Pas d'indeminsation pour les victimes
"Le minimum que l'on puisse demander à l'Etat, ce sont des excuses auprès de ces familles pour n'avoir pas pris de mesures dès qu'il a été mis au courant des effets du mercure. Ensuite, il pourrait y avoir des indemnisations pour ces familles de victimes, comme on l'a fait pour l'amiante ou pour d'autres produits toxiques", a réclamé Thierry Largey, chef du groupe Les Verts au Grand Conseil. Mais pour l'heure l'Etat du Valais n'envisage aucune indemnisation.

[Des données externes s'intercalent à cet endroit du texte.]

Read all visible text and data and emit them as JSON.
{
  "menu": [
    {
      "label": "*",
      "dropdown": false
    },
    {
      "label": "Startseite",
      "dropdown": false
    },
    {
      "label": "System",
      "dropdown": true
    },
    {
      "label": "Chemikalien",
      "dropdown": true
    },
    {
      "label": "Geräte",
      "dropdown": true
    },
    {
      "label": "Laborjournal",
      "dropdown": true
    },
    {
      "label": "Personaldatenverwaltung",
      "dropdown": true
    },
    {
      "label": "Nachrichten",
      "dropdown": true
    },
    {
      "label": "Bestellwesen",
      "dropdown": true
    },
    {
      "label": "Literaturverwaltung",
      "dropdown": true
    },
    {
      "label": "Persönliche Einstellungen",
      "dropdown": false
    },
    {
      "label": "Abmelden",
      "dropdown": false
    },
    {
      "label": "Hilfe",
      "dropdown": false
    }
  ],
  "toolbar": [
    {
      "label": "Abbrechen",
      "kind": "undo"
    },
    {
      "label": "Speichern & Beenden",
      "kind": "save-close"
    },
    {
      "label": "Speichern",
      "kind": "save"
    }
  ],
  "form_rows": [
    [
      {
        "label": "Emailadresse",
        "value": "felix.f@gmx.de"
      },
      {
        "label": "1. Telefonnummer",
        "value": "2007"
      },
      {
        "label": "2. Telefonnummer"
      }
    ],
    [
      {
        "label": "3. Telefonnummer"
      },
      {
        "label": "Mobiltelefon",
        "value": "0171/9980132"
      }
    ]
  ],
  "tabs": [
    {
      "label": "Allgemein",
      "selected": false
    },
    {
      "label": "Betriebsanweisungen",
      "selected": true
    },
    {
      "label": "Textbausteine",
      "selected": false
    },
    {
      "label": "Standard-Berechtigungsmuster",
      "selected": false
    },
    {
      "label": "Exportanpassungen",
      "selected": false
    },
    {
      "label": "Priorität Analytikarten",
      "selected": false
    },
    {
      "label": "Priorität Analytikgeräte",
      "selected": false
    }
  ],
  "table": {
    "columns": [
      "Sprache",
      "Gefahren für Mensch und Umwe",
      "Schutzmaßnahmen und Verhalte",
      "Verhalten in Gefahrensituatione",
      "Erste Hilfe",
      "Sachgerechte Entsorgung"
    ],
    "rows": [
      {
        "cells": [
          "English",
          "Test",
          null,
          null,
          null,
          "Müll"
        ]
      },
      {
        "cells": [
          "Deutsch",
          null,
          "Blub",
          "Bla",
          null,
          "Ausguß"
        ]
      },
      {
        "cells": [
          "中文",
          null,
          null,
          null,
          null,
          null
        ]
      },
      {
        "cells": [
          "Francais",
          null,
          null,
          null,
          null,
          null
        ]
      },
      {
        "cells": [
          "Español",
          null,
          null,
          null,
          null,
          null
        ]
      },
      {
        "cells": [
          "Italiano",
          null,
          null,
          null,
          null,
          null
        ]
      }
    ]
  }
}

Lonza Group en quelques dates1897 : l'entreprise Lonza est fondée à Gampel en Valais
1909 : installation à Viège
1999 : naissance de Lonza Group et entrée en bourse
2014 : révélations accusant Lonza group de pollution au mercure sur des parcelles le long du Grossgrundkanal
Novembre 2017 : le tribunal cantonal valaisan estime que le rapport d’investigation historique de la pollution au mercure doit être rendu public, allant à l'encontre du gouvernement valaisan et de son service de l’environnement.
En chiffres 2017 : Lonza group affiche
un chiffre d'affaire de 5,1 milliards de francs suisses
2015 : Les effectifs s'élevaient à un peu moins de 10 000 salariés.